Muscle, fascia, and tendon issues were a constant struggle as was getting and making adequate amounts of time to stretch and roll and use my compression boots and gun massager and fascia release ball and vibrating roller and and and. Not to mention my weekly massage appointments at a local massage school. Good golly, training is not for the weak lol and I felt weaker by the week at times.

I realized that the faster my training times went and the more I was able to add running into my workouts, my self-doubt and self-depreciating talk didn’t improve much. As far as how far I’d come since day one, I was absolutely killing it but when my perfectionistic, former-athlete mind would become overpowering or compare myself to my former self or compare myself to the other people who would pass me on Duck Creek or compare myself to my hard-training boyfriend, I would feel like failure-personified.
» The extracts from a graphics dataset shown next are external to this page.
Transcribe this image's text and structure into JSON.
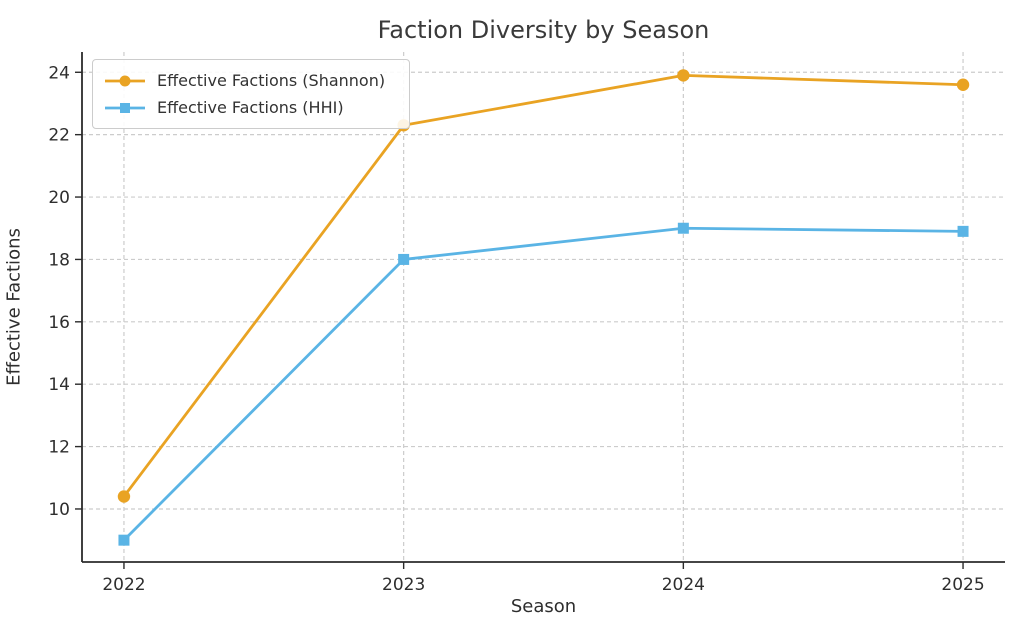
{
  "chart_data": {
    "type": "line",
    "title": "Faction Diversity by Season",
    "xlabel": "Season",
    "ylabel": "Effective Factions",
    "x": [
      2022,
      2023,
      2024,
      2025
    ],
    "series": [
      {
        "name": "Effective Factions (Shannon)",
        "color": "#E9A323",
        "marker": "circle",
        "values": [
          10.4,
          22.3,
          23.9,
          23.6
        ]
      },
      {
        "name": "Effective Factions (HHI)",
        "color": "#5AB4E5",
        "marker": "square",
        "values": [
          9.0,
          18.0,
          19.0,
          18.9
        ]
      }
    ],
    "xticks": [
      2022,
      2023,
      2024,
      2025
    ],
    "yticks": [
      10,
      12,
      14,
      16,
      18,
      20,
      22,
      24
    ],
    "xlim": [
      2021.85,
      2025.15
    ],
    "ylim": [
      8.3,
      24.65
    ],
    "grid": true,
    "legend_position": "upper left",
    "style": {
      "grid_color": "#cccccc",
      "spine_color": "#2b2b2b",
      "text_color": "#2e2e2e",
      "background": "#ffffff"
    }
  }
}
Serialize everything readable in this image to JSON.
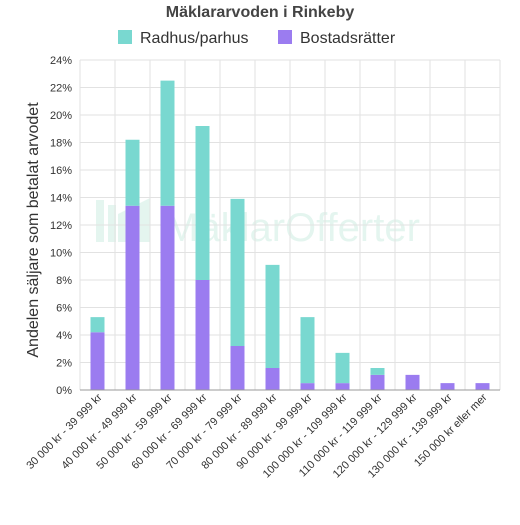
{
  "chart_data": {
    "type": "bar",
    "stacked": true,
    "title": "Mäklararvoden i Rinkeby",
    "ylabel": "Andelen säljare som betalat arvodet",
    "xlabel": "",
    "ylim": [
      0,
      24
    ],
    "y_ticks": [
      "0%",
      "2%",
      "4%",
      "6%",
      "8%",
      "10%",
      "12%",
      "14%",
      "16%",
      "18%",
      "20%",
      "22%",
      "24%"
    ],
    "grid": true,
    "legend_position": "top",
    "watermark": "MäklarOfferter",
    "categories": [
      "30 000 kr - 39 999 kr",
      "40 000 kr - 49 999 kr",
      "50 000 kr - 59 999 kr",
      "60 000 kr - 69 999 kr",
      "70 000 kr - 79 999 kr",
      "80 000 kr - 89 999 kr",
      "90 000 kr - 99 999 kr",
      "100 000 kr - 109 999 kr",
      "110 000 kr - 119 999 kr",
      "120 000 kr - 129 999 kr",
      "130 000 kr - 139 999 kr",
      "150 000 kr eller mer"
    ],
    "series": [
      {
        "name": "Bostadsrätter",
        "color": "#9b7cf0",
        "values": [
          4.2,
          13.4,
          13.4,
          8.0,
          3.2,
          1.6,
          0.5,
          0.5,
          1.1,
          1.1,
          0.5,
          0.5
        ]
      },
      {
        "name": "Radhus/parhus",
        "color": "#79d8d0",
        "values": [
          1.1,
          4.8,
          9.1,
          11.2,
          10.7,
          7.5,
          4.8,
          2.2,
          0.5,
          0,
          0,
          0
        ]
      }
    ]
  }
}
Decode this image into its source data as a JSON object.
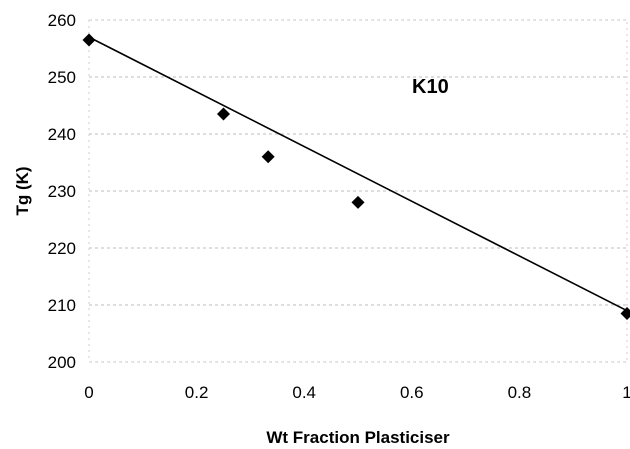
{
  "chart_data": {
    "type": "scatter",
    "xlabel": "Wt Fraction Plasticiser",
    "ylabel": "Tg (K)",
    "annotation": "K10",
    "xlim": [
      0,
      1
    ],
    "ylim": [
      200,
      260
    ],
    "x_ticks": [
      "0",
      "0.2",
      "0.4",
      "0.6",
      "0.8",
      "1"
    ],
    "y_ticks": [
      "200",
      "210",
      "220",
      "230",
      "240",
      "250",
      "260"
    ],
    "x_tick_values": [
      0,
      0.2,
      0.4,
      0.6,
      0.8,
      1
    ],
    "y_tick_values": [
      200,
      210,
      220,
      230,
      240,
      250,
      260
    ],
    "grid": "horizontal",
    "series": [
      {
        "points": [
          {
            "x": 0,
            "y": 256.5
          },
          {
            "x": 0.25,
            "y": 243.5
          },
          {
            "x": 0.333,
            "y": 236
          },
          {
            "x": 0.5,
            "y": 228
          },
          {
            "x": 1,
            "y": 208.5
          }
        ]
      }
    ],
    "trendline": {
      "x": [
        0,
        1
      ],
      "y": [
        257,
        209
      ]
    }
  }
}
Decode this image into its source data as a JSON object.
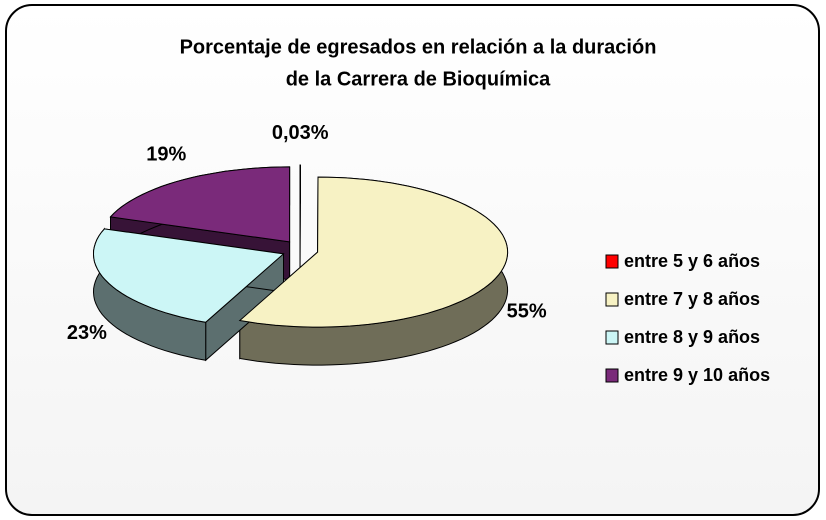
{
  "chart_data": {
    "type": "pie3d",
    "title": "Porcentaje de egresados en relación a la duración",
    "subtitle": "de la Carrera de Bioquímica",
    "categories": [
      "entre 5 y  6 años",
      "entre 7 y 8 años",
      "entre 8 y  9 años",
      "entre 9 y 10 años"
    ],
    "values": [
      0.03,
      55,
      23,
      19
    ],
    "value_labels": [
      "0,03%",
      "55%",
      "23%",
      "19%"
    ],
    "colors": [
      "#ff0000",
      "#f7f2c4",
      "#ccf6f6",
      "#7a2a7a"
    ],
    "legend": "right"
  }
}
I’ll talk about the actual day of the September 25th marathon another time as that glorious day deserves a post of its own. What I do want to talk about is that this training brought out the best and the worst of things in my mental health and pointed me to seek out help in the mindset realm. I’m currently a couple of months post-race and am in what is often referred to as the off-season. It’s cold outside and dark more hours than I feel humans are made to endure, but it’s peak-season for mindset work! I have a long, long way to go. This was made obvious tonight when I cried realizing I didn’t walk or run this last week, my treadmill is still broken, and my boyfriend thinks his pace (which is far faster than mine) is slow off-season work! Yes, I’m very much human and being a female with strong emotions in the feeling-like-a-failure realm doesn’t help matters. What I’m ever-so-grateful for through all of this (other than my hard-earned finishing medal that declares that my 45 year old self crossed the finish line of a marathon) is that through all of this, I was pulled back into the realm of focusing on my mindset.

Mindset work can be done in a number of ways including counseling and/or psychotherapy, yoga, prayer, meditation, exercising (ironic, right), affirmations, visualizations, and gratitude. I’m currently exploring the wildly wonderful and vast world of the Law of Attraction. There’s a lot to learn but in the same way that marathon training starts small at 1 mile and builds up to 22+ miles, learning new concepts and exploring new realms of science and self-reflection takes time and self-actualization is a long-term goal, not one realized in the first days of training.

I know self-doubt and frustrations in my limitations will probably always be a humbling whisper in my head in the years of training to come, but I’m not naïve enough to not realize that despite what I perceive as limitations, I am able to move at 4 mph pace for 6.5+ hours at a time without stopping and am among less than 1% of people in the world who can say that they’re Marathoners! I hope that through my inner work, I can at least quiet those whispers a little bit and when I feel less-than I can feel grateful for every experience that I have the blessing and possibility to live!